DOCTORAL ROBING CEREMONY: In a new School of Education and Social Policy tradition, seven new PhDs were honored and gifted regalia, including Xiao (Angel) Bohannon, Jennifer Cowhy, Claire Mackevicius, and Carolyn Swen (Human Development and Social Policy); Mario Guerra and Jessica Marshall (Learning Sciences); and Stephanie T. Jones, Learning Sciences +Computer Science.)

THANK YOU, MR. EMERICK: Graduating senior Emily Lester, of Lebanon, Missouri, successfully nominated her high school science teacher, Ryne Emerick, for the Morton Schapiro Distinguished Secondary School Teacher Award, a program sponsored by the Office of the President, with significant support from the School of Education and Social Policy and Rebekah Stathakis, who chairs the selection committee. “Mr. Emerick’s teaching untraditional ways of learning and creating the conditions to learn from failure has impacted how I view my college experience and my work throughout SESP,” Lester wrote.

Claudia Haase

OUTSTANDING PROFESSOR: Claudia Haase, who teaches the popular undergraduate classes Adulthood and Aging and Emotional Mysteries,  won the Outstanding Professor Award. Haase, who also recently won the Ver Steeg Fellowship, is associate professor of human development and social policy. “In class, she validated the struggles of early adulthood when I needed it most,” one nominator wrote. “She clearly is passionate about her work, is highly knowledgeable about people and relationships, and is simply a good human being.” 

OUTSTANDING INSTRUCTOR: Lauren Tighe was voted the “Most Outstanding Instructor” in part for a new class she developed called Child and Family Policy, which includes a field trip to Bronzeville where students could see how policies play out in Chicago. “It was one of the most thoughtful, comprehensive, and well-planned out courses I have taken during my time here,” a nominator wrote.
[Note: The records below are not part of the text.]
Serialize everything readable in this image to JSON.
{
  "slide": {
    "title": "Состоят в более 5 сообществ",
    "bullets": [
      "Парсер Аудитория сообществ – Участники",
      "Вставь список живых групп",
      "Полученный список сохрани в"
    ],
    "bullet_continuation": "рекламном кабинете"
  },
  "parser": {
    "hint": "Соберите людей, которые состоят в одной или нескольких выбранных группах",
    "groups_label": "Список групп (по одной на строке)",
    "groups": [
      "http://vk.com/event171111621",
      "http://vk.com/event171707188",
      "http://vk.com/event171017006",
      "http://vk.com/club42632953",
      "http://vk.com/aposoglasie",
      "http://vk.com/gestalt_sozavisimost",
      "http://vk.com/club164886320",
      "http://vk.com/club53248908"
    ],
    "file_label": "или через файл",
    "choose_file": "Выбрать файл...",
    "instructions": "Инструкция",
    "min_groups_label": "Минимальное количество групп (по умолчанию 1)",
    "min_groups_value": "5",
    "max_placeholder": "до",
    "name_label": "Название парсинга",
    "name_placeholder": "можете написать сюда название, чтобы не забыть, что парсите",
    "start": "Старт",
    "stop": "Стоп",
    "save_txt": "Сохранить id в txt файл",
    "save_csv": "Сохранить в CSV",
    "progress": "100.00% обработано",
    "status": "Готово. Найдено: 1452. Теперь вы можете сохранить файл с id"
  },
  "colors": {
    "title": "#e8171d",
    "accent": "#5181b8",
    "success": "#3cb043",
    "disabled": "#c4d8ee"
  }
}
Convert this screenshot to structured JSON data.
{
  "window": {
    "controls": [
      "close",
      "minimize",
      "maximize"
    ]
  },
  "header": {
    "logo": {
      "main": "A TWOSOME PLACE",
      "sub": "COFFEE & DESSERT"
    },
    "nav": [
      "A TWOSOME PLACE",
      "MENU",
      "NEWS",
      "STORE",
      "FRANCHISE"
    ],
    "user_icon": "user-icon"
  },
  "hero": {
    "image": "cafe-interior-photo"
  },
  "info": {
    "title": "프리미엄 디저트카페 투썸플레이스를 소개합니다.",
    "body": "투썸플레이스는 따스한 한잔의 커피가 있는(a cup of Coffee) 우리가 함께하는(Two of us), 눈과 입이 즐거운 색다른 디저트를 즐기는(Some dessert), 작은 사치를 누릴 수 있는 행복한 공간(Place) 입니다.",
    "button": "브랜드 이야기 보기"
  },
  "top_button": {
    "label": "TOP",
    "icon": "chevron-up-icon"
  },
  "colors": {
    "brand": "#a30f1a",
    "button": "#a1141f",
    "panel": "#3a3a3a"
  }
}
  • Classes had ended, but Anna Smith gave herself – and her classmates – one final homework assignment to "find community in unlikely places, to cultivate and grow little examples of SESP everywhere." Smith added: "I am a believer that SESP has never been defined by what we do but what we do for others. This world desperately needs more communities like this.” Read her full remarks.
  • Angela Trusty, who earned her master’s in learning and organizational change, encouraged graduates to carry forward the lessons learned at SESP. “Embrace humanity as a core principle of our educational practices and policies,” said Trusty, who runs leadership, learning and coaching programs for a Toronto-based company. “And never lose sight of the power of learning to transform lives and empower individuals to reach their full potential – even if that transformation is just our own.”  Read her full remarks.

CASTING A SPELL: Neely and Hwang, the convocation co-chairs and emcees, capped the event with a reading of Radical Gratitude Spell which poet adrienne maree brown described as “a poem or a spell to cast upon meeting a stranger or friend working for social and environmental justice and liberation.” Neely wrapped up the ceremony adding: “Keep engaging with leadership as an everyday practice to create sustainable and just communities. And always honor our imaginations and dreams to practice world building. We hope to be constantly reminded of the #SESPLove and the community we’ve created.”